De wijnschuren liggen gegroepeerd rond het kasteel, en de 24 kuipen van Bosnisch eikehout in het grote opslagcentrum bevatten elk 12 500 liter. Het op een mooi terras uit de 18de eeuw gebouwde kasteel is afgebeeld op de etiketten. De wijnstokken groeien tegen de tuinmuren op; het huis is gebouwd uit vale stenen, waarop in reliëf het groen van 2 magnolia’s te zien is en een oude ceder.

De muren van de kelders zijn zwart uitgeslagen en het lijkt wel of er een vacht ligt over de flessen. De 4 lange gangen worden verücht met smeedijzeren kandelaars, voorzien van elk 6 elektrische kaarsen. Er zijn rijen flessenrekken te zien met daarboven een houten bordje waarop het jaar is vermeld. Het oudste jaar is 1797; andere bordjes geven aan: 1801, 1805 en 1811, het jaar van de Komeet, het beste jaar uit het begin van de 19de eeuw. Ook 1870 was een roemrucht jaar in de geschiedenis van Lafite. Andere grote klassieke jaren waren 1893, 1895, 1900, 1906, 1923 en 1926.
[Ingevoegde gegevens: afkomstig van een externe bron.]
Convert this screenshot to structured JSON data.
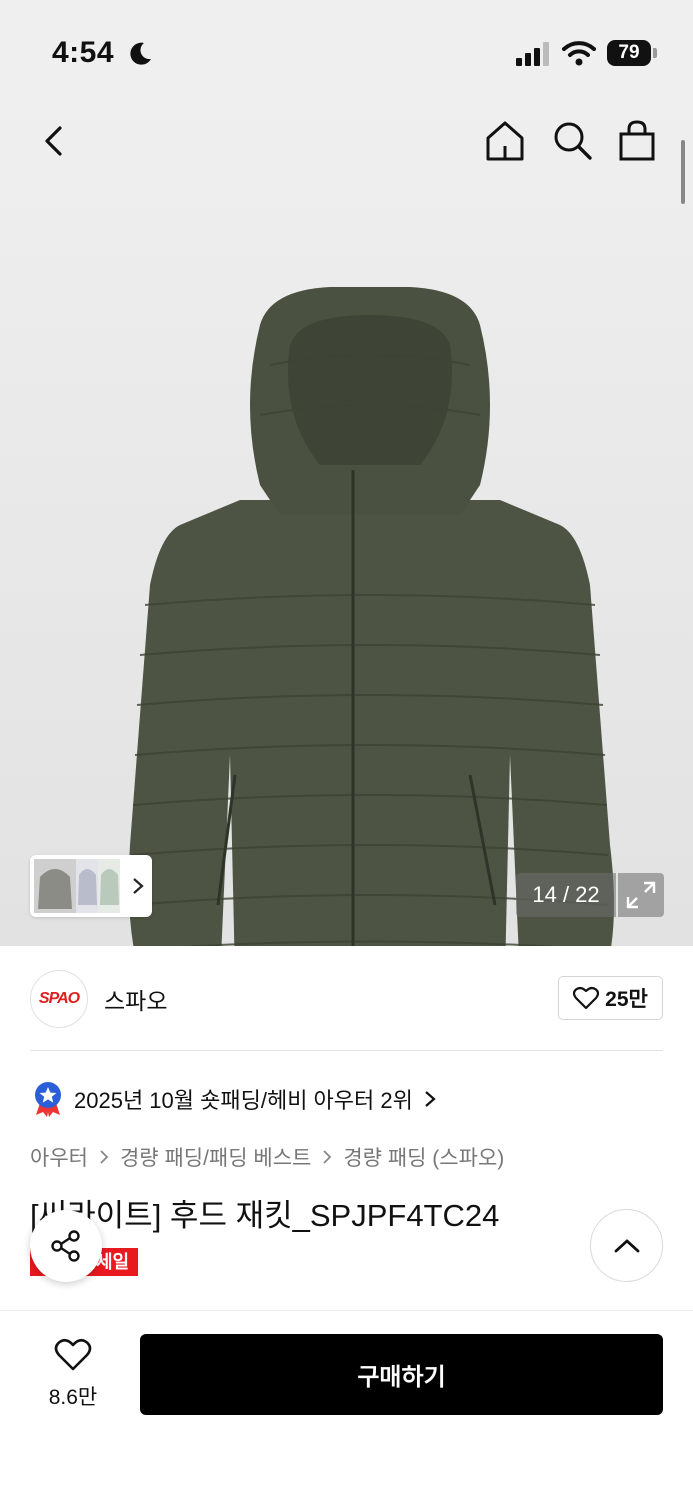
{
  "status_bar": {
    "time": "4:54",
    "battery": "79"
  },
  "gallery": {
    "counter": "14 / 22"
  },
  "brand": {
    "logo_text": "SPAO",
    "name": "스파오",
    "likes": "25만"
  },
  "ranking": {
    "text": "2025년 10월 숏패딩/헤비 아우터 2위"
  },
  "breadcrumb": [
    "아우터",
    "경량 패딩/패딩 베스트",
    "경량 패딩 (스파오)"
  ],
  "product": {
    "title": "[씨라이트] 후드 재킷_SPJPF4TC24",
    "badge": "세일"
  },
  "bottom_bar": {
    "wish_count": "8.6만",
    "buy_label": "구매하기"
  },
  "colors": {
    "jacket": "#4d5443",
    "sale": "#e8191f",
    "buy_bg": "#000000"
  },
  "icons": [
    "moon-icon",
    "signal-icon",
    "wifi-icon",
    "back-icon",
    "home-icon",
    "search-icon",
    "bag-icon",
    "expand-icon",
    "heart-icon",
    "medal-icon",
    "chevron-right-icon",
    "share-icon",
    "chevron-up-icon"
  ]
}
Goede jaren waren: 1874, 1875, 1878, 1899, 1904, 1911 en 1916. In 1905 was de wijn licht, maar exquisiet van smaak; die van 1934 was vol en mollig. De wijn van 1945, hoewel zeer langzaam rijpend, zal altijd als een meesterwerk aller tijden geboekstaafd blijven. Uitstekende jaren waren 1949 en 1952; 1953 was een van de beste uit de laatste 30 jaar en een van de klassieke voorbeelden van wat een Lafite kan zijn. Sindsdien is het fraaie wijnjaar 1955 overtroffen door de fantastische jaren 1959, 1962, 1966 en 1970, en vooral door de wijnen van 1978, 1981, 1982 en 1983 die uitzonderlijk hoge prijzen hebben opgebracht. Lafite heeft in de eerste paar jaar van de jaren ’70 een zwakke periode doorgemaakt, maar met de oogsten van 1975 en 1976 werd de weg terug, naar het hoogste niveau, weer ingeslagen.

Gezien het feit dat wijn langzamer, dus beter, rijpt in grote flessen, ligt in de kelders van Lafite een groot aantal magnums, dubbele magnums en impériales opgeslagen.
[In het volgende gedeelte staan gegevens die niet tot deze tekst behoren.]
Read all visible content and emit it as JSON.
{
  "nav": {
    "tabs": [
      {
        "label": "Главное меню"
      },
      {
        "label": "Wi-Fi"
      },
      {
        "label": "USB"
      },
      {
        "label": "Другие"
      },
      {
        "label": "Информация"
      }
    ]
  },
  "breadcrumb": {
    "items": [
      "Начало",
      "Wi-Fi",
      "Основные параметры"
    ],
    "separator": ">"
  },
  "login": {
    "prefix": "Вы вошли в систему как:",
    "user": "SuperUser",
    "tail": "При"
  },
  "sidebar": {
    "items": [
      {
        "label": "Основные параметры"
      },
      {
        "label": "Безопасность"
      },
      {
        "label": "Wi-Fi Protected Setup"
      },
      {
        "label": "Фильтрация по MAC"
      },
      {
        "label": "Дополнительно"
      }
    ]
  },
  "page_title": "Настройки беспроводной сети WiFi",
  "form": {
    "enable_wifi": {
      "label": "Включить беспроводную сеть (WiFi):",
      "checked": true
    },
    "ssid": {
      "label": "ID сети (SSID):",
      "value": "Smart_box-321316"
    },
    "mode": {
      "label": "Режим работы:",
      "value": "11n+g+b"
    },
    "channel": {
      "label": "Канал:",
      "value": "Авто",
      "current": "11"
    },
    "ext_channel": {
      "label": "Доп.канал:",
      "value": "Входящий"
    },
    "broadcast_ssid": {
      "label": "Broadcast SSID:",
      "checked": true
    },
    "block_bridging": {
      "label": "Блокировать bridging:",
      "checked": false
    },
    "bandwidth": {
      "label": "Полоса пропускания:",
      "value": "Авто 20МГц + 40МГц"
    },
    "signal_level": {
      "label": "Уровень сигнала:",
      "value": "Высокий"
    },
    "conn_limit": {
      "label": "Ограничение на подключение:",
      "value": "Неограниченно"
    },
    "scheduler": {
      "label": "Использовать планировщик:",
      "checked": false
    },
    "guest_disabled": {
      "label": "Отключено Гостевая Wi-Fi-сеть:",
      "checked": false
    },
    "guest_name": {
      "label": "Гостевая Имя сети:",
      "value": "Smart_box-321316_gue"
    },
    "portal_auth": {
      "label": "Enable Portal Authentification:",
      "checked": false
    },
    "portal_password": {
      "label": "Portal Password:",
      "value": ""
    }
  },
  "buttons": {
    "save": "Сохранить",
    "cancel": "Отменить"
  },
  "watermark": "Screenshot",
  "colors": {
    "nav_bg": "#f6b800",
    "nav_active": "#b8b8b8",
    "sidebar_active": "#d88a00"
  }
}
In Lafite telt men jaarlijks ongeveer 5000 van deze lekkende flessen. Bijzonderheden: in grote jaren, als de Lafite ten volle is geslaagd, is het een wijn van de hoogste klasse, begiftigd met een grote finesse waaraan de Merlot een heel bijzondere soepelheid meedeelt. Hij is stevig en tegelijkertijd delicaat en soepel. Met het ouder worden neemt de lichtvoetigheid toe. Maar ook minder goede jaren geven toch nog uitstekende wijnen, lichter dan de grote wijnjaren, maar altijd geurige raswijnen met een diepe smaak.